Une première partie de l’ouvrage s’intéresse à des questions de nature politique : les partis politiques, le Parlement, les regroupements extrémistes, la presse, le rôle de l’Église. Dans sa présentation du paysage politique polonais, Jean Michel De Waele précise certains éléments méthodologiques dans l’étude des systèmes partisans en Europe centrale. Il remarque le danger de vouloir européaniser le terrain d’enquête par l’application de grilles standardisées. Il est important d’adapter les outils, c’est-à-dire appliquer des outils.

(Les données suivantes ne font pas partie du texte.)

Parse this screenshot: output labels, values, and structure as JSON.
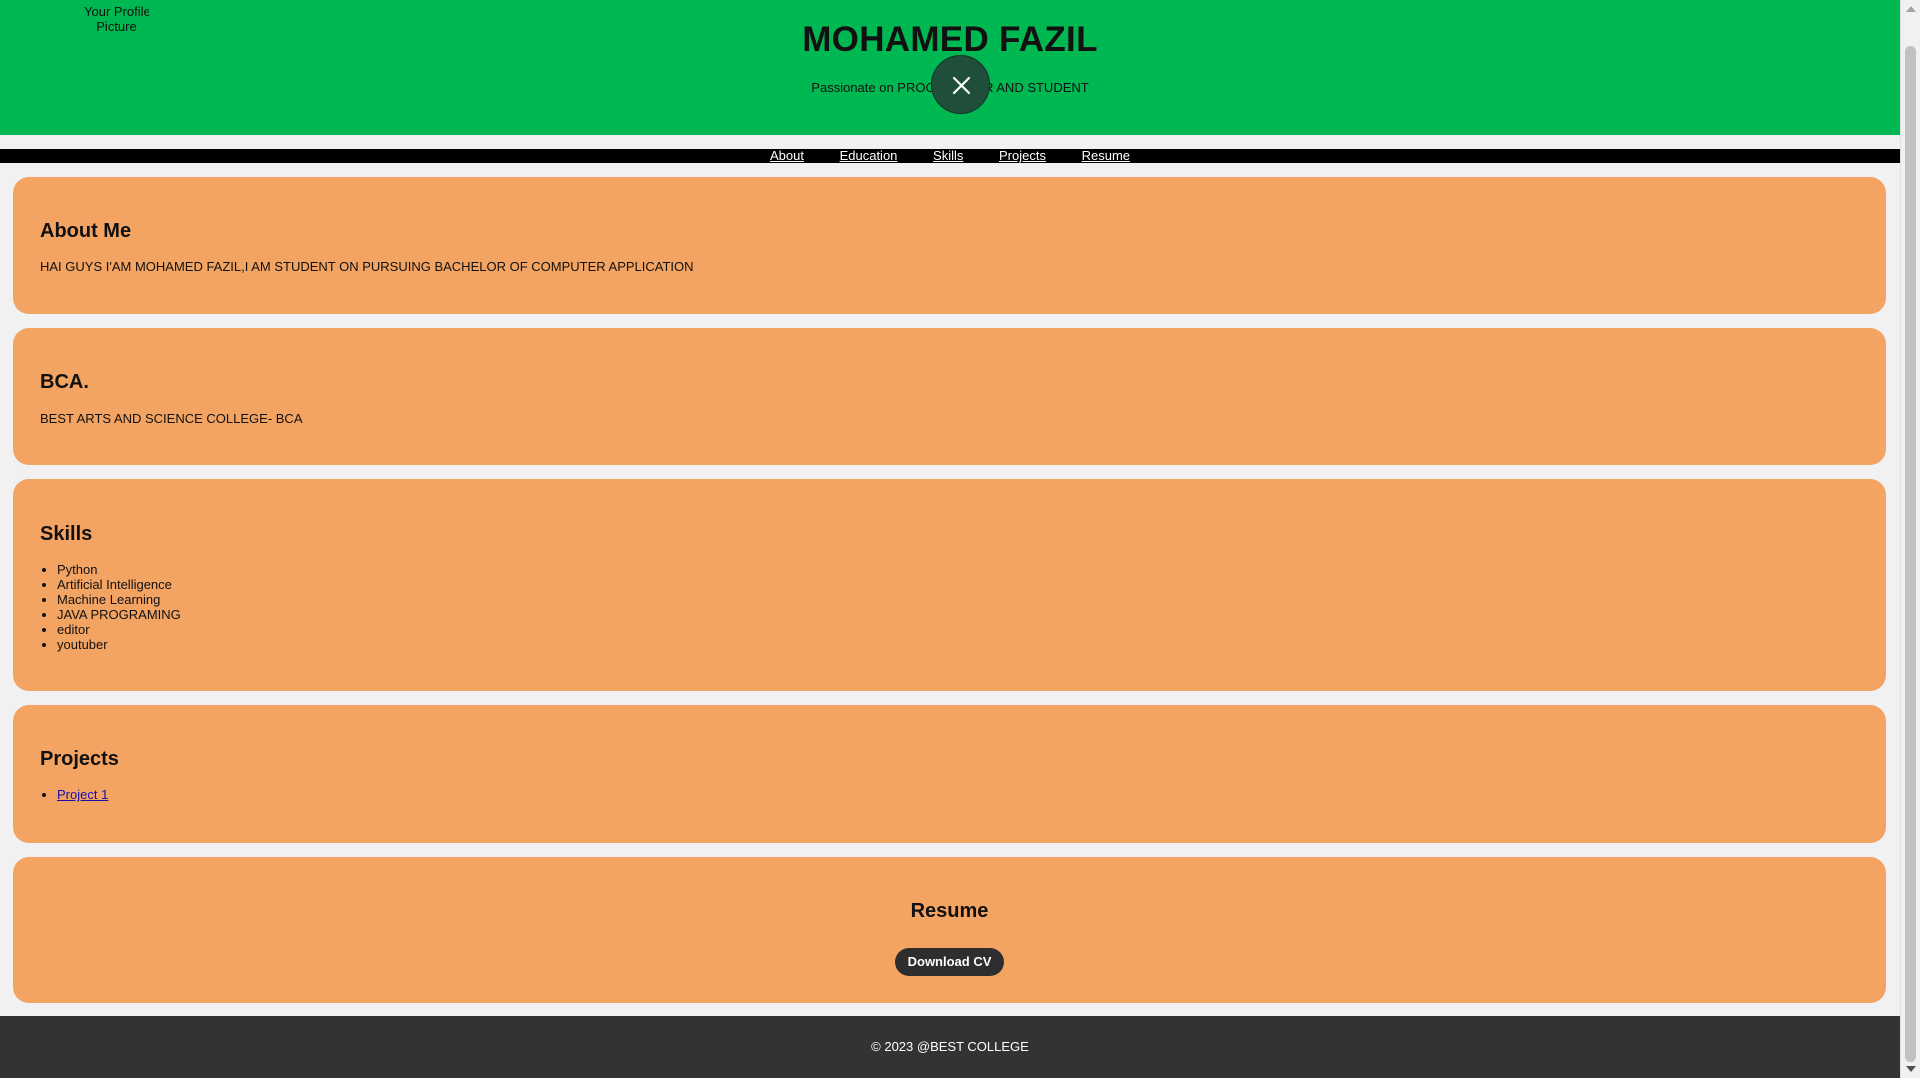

Il faut prendre en considération certains traits spécifiques de la réalité politique polonaise : le rôle de l’Église, la privatisation rapide de l’économie, le militantisme syndical. À l’approche de la date du référendum, les auteurs soulignent la montée de sentiments anti-européens : voir la composition du Parlement en 2001, environ 20 % des députés font partie du lobby anti-européen. Deux partis extrémistes font des gains considérables, soit la Ligue des familles polonaises (lpr) et le groupe Autodéfense (Samoobrana).

Un chapitre fort intéressant s’intéresse à l’évolution de l’Église dans la société polonaise, d’un rôle monopolistique du mécontentement et de la contestation durant les années du socialisme à un positionnement hésitant entre les nouvelles tendances idéologiques de la société, notamment les Libéraux et les nationalistes populistes. Selon l’auteur, l’Église semble se chercher. Est-elle polonaise ou universelle ? Elle souhaite surtout se trouver une place dans le discours européen des valeurs spirituelles : la question des valeurs permissives de l’Europe.

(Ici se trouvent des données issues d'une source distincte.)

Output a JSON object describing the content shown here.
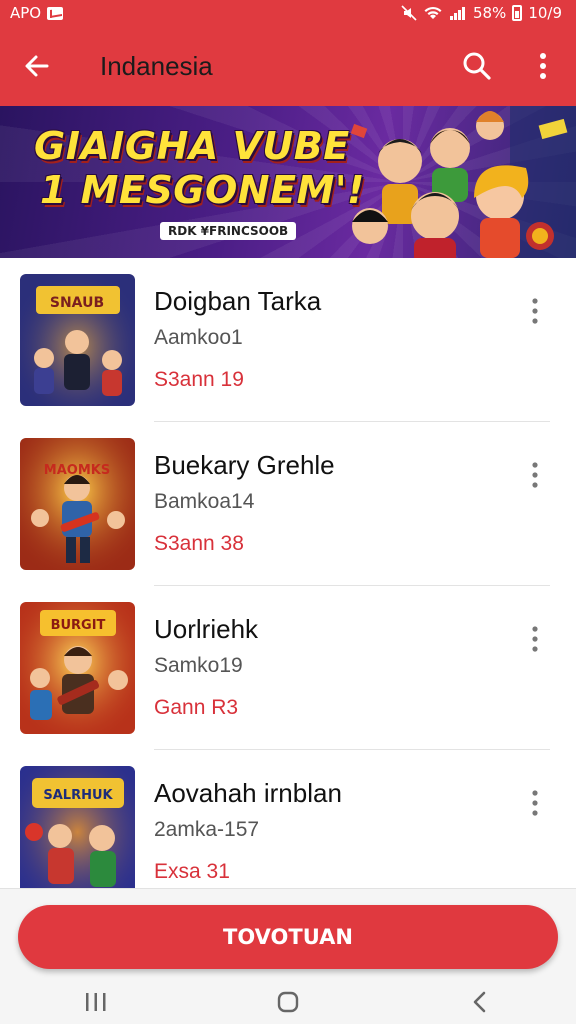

Une seconde partie de l’ouvrage explore des questions économiques liées à l’emploi et à l’enjeu de l’agriculture et de son arrimage aux politiques de l’Union européenne. Comme le souligne Wojciech Prazuch, l’agriculture se trouve « au centre du débat européen houleux » (p. 133). Quatre chapitres portent sur les enjeux agricoles et soulignent l’importance vitale de ce secteur pour l’économie polonaise. Premièrement, dans l’Europe élargie, la Pologne sera rapidement amenée à jouer un rôle important parmi les grands, ce qui inquiète certains observateurs. En ce qui concerne la surface des terres agricoles, le pays se situe derrière la France et l’Espagne. Deuxièmement, l’enjeu agricole canalise les nouveaux clivages partisans de la société polonaise, soit la libéralisation économique, la défense des paysans, le populisme agraire, le protectionnisme. Enfin, une nouvelle agriculture pose de sérieux défis au monde paysan polonais. Deux études soulignent cet aspect qui entraîne la disparition des derniers paysans ou une réorganisation de l’agriculture selon de meilleurs mécanismes.

En guise de conclusion, Katarzyna Gilarek propose une réflexion sur l’avenir de la Pologne à la veille de l’intégration européenne. Ce qu’il constate, c’est que la Pologne se voit placée malgré elle dans une « position semi-périphérique », position qui ne cadre pas avec l’histoire de la nation polonaise et la capacité compétitive de son économie, notamment agricole. L’auteur pose ici toute la question de l’intégration de nouveaux États à la famille européenne.

Ce court ouvrage est intéressant par la diversité des questions posées. La Pologne pose de sérieux défis à Bruxelles, mais également des perspectives d’avenir permettant à l’idée de l’Europe communautaire de progresser vers la reconnaissance de nouvelles réalités culturelles et religieuses à l’est et au sud de l’Europe.